Shorter descriptions cost fewer tokens and are easier for agents to parse. Every sentence should earn its place.

Completeness3/5

Given the tool's complexity, does the description cover enough for an agent to succeed on first attempt?

Given the tool's low complexity (1 parameter, no nested objects) and the presence of an output schema (implied by 'Returns: List of favorite tracks'), the description is moderately complete. It covers the basic purpose and parameter semantics but lacks usage guidelines and behavioral details (e.g., authentication needs), which are important for a user-specific tool in a set with authentication siblings like 'login'.

Complex tools with many parameters or behaviors need more documentation. Simple tools need less. This dimension scales expectations accordingly.

Parameters4/5

Does the description clarify parameter syntax, constraints, interactions, or defaults beyond what the schema provides?
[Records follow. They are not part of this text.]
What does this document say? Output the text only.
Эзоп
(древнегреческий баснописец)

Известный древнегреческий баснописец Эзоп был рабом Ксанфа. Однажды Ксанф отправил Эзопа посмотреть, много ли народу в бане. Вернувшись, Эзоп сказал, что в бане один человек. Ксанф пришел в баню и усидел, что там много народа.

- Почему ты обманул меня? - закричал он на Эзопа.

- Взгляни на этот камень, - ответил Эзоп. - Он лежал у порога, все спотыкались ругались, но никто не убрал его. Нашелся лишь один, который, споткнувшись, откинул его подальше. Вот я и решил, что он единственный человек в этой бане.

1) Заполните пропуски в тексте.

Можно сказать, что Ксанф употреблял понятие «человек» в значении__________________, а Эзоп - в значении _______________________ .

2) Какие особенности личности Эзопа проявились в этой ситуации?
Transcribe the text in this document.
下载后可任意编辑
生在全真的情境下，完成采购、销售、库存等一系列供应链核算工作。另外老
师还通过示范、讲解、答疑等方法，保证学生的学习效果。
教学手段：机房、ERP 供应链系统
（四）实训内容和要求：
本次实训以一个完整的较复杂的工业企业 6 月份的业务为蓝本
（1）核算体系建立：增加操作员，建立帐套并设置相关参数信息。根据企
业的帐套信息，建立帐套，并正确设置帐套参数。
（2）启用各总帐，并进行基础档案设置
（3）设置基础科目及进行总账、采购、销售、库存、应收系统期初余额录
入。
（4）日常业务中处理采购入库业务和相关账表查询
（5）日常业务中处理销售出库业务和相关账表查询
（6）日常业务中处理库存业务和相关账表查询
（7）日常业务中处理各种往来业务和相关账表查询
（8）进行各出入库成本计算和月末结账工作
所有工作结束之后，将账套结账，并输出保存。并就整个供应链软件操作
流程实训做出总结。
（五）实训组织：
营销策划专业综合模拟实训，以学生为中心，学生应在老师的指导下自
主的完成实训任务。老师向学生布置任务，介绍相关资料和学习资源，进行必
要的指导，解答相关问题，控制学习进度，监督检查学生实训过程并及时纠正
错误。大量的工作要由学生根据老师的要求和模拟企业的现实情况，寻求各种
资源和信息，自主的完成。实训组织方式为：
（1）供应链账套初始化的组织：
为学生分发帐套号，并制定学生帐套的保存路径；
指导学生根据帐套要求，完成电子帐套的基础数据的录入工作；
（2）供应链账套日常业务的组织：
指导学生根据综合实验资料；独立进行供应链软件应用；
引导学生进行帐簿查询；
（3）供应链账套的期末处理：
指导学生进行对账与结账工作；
The description adds meaningful context for the single parameter 'limit': it explains it as 'Maximum tracks to retrieve (default: 50)', which clarifies its purpose beyond the schema's type and default. With 0% schema description coverage and only one parameter, this effectively compensates, providing clear semantics that aid the agent in usage.

Input schemas describe structure but not intent. Descriptions should explain non-obvious parameter relationships and valid value ranges.

Purpose4/5

Does the description clearly state what the tool does and how it differs from similar tools?

The description clearly states the tool's purpose: 'Get user's favorite (liked) tracks from TIDAL.' It specifies the verb ('Get') and resource ('favorite tracks'), and distinguishes it from siblings like 'get_favorite_albums' or 'get_favorite_artists' by focusing on tracks. However, it doesn't explicitly differentiate from 'add_track_to_favorites' or 'remove_track_from_favorites' in terms of read vs. write operations, which slightly reduces specificity.

Agents choose between tools based on descriptions. A clear purpose with a specific verb and resource helps agents select the right tool.

Usage Guidelines2/5

Does the description explain when to use this tool, when not to, or what alternatives exist?

The description provides no guidance on when to use this tool versus alternatives. It doesn't mention when to prefer this over other track-retrieval tools like 'get_playlist_tracks' or 'search_tracks', nor does it specify prerequisites (e.g., user authentication via 'login'). This leaves the agent without context for making informed choices among sibling tools.

Agents often have multiple tools that could apply. Explicit usage guidance like "use X instead of Y when Z" prevents misuse.